Although there is a minor celestial event occurring this afternoon :) , the REAL news is that today is my birthday!
It's sort of a big deal.
Today I am 34.
Man! Another year down the tubes and another year towards the grave, amiright?
I am totally, totally kidding. Promise.
I have never been one to shy away from sharing my age.
Never been one to not celebrate something special.
I love birthdays and growing older and, hopefully, wiser in the process.
This one did not disappoint, either.
We celebrated by taking our boat down the shore of Lake Michigan to a Bruno Mars concert.
I don't think it gets much cooler than that, really.
33 sure was one for the books.
It was by far the hardest year of my life.
I lost so much.
I said goodbye to two loves of my life; my oldest bulldog and my little baby boy.
But as I healed, I gained a sense of self I hadn't fully realized until I was broken down so far, that I was able to rebuild myself into something better.
We fully ventured into the world of infertility and IVF.
I temporarily became a mom and got to experience a little sliver of pregnancy...something I had longed for, for so many years.
Mark and I had our marriage tested through depression, anxiety, grief, and just about everything else under the sun.
But we are SO happy now.
So much stronger together.
We weathered that damn storm and lived to tell about it.
And we are still crazy about each other (even if we drive each other crazy, daily.)
I treated myself to a grown up vehicle, after shuttling around in a TransAm for the majority of my post-college life.
And most importantly, I learned a lot about myself.
I grew as a woman, as a wife, and as my own person in this world.
I cut out a lot of bullshit.
I streamlined my life and my thoughts.
I put more effort into things that are worth it.
I slowed down a lot to savor all the good that comes with each day, even the boring ones.
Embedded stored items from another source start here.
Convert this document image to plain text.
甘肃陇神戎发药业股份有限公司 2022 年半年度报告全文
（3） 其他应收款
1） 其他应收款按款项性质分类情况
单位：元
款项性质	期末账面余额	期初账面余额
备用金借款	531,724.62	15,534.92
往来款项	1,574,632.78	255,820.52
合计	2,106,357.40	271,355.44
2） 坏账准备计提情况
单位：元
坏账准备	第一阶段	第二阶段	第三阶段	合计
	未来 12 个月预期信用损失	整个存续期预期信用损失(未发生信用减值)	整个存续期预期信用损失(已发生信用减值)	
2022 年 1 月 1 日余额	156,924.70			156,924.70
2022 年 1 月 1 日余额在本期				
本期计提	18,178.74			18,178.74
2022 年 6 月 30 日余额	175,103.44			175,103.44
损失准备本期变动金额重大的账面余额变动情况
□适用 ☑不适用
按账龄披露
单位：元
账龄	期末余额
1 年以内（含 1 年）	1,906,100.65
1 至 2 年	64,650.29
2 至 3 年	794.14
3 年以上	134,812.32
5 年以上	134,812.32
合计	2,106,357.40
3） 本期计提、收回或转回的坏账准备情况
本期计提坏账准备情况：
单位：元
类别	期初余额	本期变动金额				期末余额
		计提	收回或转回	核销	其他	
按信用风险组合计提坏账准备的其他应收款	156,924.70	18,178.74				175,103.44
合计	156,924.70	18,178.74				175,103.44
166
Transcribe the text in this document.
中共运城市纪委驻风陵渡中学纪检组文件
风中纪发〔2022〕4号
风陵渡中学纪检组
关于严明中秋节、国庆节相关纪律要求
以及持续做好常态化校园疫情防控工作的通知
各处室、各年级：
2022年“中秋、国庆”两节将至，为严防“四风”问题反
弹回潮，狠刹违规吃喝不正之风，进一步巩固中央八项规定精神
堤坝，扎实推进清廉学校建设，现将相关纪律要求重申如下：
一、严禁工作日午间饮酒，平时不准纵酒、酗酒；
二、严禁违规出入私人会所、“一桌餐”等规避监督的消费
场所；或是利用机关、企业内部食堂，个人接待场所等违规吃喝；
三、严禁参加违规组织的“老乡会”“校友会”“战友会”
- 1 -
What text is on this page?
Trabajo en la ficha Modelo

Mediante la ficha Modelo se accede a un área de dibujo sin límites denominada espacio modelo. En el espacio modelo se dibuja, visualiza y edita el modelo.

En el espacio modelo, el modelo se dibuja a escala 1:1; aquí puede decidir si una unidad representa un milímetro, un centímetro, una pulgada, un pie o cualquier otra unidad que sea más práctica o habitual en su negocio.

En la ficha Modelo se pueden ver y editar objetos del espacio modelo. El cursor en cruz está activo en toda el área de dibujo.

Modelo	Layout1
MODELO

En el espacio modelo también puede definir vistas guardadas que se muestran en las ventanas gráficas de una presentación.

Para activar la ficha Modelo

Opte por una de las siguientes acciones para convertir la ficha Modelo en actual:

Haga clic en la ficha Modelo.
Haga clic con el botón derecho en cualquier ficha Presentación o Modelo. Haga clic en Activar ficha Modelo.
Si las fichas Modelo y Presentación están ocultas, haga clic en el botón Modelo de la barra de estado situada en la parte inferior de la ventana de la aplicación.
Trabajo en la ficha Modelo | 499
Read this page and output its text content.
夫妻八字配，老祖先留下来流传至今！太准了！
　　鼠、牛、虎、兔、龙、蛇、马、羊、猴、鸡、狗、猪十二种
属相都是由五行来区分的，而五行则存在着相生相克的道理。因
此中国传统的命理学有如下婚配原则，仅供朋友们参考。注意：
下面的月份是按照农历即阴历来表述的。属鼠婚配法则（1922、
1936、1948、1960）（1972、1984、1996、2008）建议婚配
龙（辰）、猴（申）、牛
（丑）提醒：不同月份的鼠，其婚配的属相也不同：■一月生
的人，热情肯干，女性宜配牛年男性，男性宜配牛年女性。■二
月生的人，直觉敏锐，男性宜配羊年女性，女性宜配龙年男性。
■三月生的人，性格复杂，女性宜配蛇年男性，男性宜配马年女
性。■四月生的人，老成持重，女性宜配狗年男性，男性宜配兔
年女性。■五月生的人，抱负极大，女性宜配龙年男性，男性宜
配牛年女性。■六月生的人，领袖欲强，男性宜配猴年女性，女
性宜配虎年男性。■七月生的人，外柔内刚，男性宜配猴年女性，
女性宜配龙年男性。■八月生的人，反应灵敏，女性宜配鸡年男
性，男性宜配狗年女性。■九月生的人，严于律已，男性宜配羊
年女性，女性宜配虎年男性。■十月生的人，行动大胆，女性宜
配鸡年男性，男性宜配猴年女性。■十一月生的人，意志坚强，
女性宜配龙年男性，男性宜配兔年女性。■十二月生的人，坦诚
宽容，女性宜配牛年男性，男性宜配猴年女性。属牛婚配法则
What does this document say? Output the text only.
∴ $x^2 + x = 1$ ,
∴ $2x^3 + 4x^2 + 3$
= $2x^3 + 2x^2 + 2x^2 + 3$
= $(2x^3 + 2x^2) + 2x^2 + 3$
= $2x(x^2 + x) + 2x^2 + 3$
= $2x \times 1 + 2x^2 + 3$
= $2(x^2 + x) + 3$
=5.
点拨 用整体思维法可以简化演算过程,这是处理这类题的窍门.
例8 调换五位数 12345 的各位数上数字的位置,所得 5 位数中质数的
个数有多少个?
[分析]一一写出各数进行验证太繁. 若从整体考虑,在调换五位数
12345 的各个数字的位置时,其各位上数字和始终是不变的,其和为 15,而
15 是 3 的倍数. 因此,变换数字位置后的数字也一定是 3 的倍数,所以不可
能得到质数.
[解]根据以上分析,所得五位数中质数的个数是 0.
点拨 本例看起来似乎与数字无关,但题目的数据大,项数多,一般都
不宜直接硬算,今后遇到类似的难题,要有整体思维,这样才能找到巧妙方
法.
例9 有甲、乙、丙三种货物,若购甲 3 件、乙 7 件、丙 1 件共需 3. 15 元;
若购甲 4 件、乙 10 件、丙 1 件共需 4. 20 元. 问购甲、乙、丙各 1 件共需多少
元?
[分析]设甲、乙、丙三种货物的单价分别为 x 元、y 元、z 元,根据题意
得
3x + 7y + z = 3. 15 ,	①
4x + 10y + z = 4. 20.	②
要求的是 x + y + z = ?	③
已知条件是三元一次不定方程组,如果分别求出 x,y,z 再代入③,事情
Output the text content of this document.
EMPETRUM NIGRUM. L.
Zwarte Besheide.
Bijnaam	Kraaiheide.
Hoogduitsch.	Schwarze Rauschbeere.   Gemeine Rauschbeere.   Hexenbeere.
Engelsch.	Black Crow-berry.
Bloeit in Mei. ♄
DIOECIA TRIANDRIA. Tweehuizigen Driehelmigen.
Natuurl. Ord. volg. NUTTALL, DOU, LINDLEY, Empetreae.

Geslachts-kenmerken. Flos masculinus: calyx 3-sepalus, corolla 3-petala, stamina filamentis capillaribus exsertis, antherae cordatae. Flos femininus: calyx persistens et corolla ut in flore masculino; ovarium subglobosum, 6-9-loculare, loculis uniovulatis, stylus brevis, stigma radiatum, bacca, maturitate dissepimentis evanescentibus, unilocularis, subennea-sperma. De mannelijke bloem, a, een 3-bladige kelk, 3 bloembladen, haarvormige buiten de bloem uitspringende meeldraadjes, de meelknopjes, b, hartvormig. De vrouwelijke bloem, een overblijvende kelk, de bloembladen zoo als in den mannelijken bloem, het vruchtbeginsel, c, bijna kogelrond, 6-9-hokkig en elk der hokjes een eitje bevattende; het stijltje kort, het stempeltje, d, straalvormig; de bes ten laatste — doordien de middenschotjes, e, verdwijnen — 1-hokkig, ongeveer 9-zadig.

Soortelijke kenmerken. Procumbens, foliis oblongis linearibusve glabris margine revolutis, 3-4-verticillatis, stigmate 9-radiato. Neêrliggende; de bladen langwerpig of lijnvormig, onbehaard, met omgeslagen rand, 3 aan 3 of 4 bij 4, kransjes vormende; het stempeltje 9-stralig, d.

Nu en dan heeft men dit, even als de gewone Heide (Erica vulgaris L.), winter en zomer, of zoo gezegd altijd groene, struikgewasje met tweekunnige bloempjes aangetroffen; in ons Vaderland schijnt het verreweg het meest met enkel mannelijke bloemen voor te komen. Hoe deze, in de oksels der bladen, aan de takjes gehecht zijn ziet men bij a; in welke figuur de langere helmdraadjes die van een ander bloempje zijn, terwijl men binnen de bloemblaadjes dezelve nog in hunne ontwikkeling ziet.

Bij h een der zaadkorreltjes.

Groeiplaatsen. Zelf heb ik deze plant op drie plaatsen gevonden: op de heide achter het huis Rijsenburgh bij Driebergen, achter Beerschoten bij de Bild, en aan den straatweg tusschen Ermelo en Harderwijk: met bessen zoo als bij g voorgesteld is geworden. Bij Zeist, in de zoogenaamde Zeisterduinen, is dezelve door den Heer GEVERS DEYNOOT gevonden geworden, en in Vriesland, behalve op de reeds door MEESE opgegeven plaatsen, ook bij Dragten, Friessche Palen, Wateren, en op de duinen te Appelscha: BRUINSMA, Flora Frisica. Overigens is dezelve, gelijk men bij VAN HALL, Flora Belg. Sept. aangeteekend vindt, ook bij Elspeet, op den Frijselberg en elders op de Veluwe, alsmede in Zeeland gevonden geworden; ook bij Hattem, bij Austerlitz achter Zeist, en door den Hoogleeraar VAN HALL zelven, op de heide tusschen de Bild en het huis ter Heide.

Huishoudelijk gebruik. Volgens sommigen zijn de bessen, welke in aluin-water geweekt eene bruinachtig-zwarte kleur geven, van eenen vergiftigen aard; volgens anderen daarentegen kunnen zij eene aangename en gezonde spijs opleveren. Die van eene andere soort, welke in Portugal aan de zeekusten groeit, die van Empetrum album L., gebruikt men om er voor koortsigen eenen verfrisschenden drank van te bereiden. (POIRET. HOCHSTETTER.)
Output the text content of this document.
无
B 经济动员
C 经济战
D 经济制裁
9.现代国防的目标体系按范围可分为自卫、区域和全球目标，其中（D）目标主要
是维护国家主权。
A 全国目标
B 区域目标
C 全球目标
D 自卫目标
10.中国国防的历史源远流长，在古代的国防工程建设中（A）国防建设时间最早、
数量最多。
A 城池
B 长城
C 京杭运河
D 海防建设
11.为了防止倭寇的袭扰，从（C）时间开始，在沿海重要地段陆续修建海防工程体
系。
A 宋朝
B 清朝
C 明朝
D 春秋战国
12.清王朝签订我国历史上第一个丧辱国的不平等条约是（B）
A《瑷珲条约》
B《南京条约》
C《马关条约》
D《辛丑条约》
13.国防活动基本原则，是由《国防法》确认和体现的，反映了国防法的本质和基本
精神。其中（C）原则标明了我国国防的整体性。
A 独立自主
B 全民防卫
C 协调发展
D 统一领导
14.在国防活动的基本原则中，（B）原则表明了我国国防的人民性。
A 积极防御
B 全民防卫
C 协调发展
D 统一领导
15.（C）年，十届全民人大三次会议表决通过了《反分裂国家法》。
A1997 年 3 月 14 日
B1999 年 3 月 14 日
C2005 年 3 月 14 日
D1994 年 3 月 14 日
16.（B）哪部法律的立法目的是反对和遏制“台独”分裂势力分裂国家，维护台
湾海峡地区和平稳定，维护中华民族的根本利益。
I said goodbye to a lot of anxieties.
I stopped multi-tasking (I was never any good at that, anyways, no matter what my resume says)
I stopped striving for the perfect set of gym abs, and instead, put more focus to my spiritual side.
I became more in tune with how I react to the world, and how it makes me feel.
I have been working on myself, each and every day.
Some days are far harder than others, but each day is a gift, and I really truly get that now.
I'm happy to be happy and healthy.
I'm happy to have my wonderful husband by my side.
I'm happy to have a goofy bulldog and a sassy cat to fill up our home.
I'm happy to have a good paycheck and a beautiful home and a capable body to handle and maintain all that we have worked so hard to achieve over the years.
I am so very lucky, indeed.
Cheers to 34 and to many, many more beautiful days!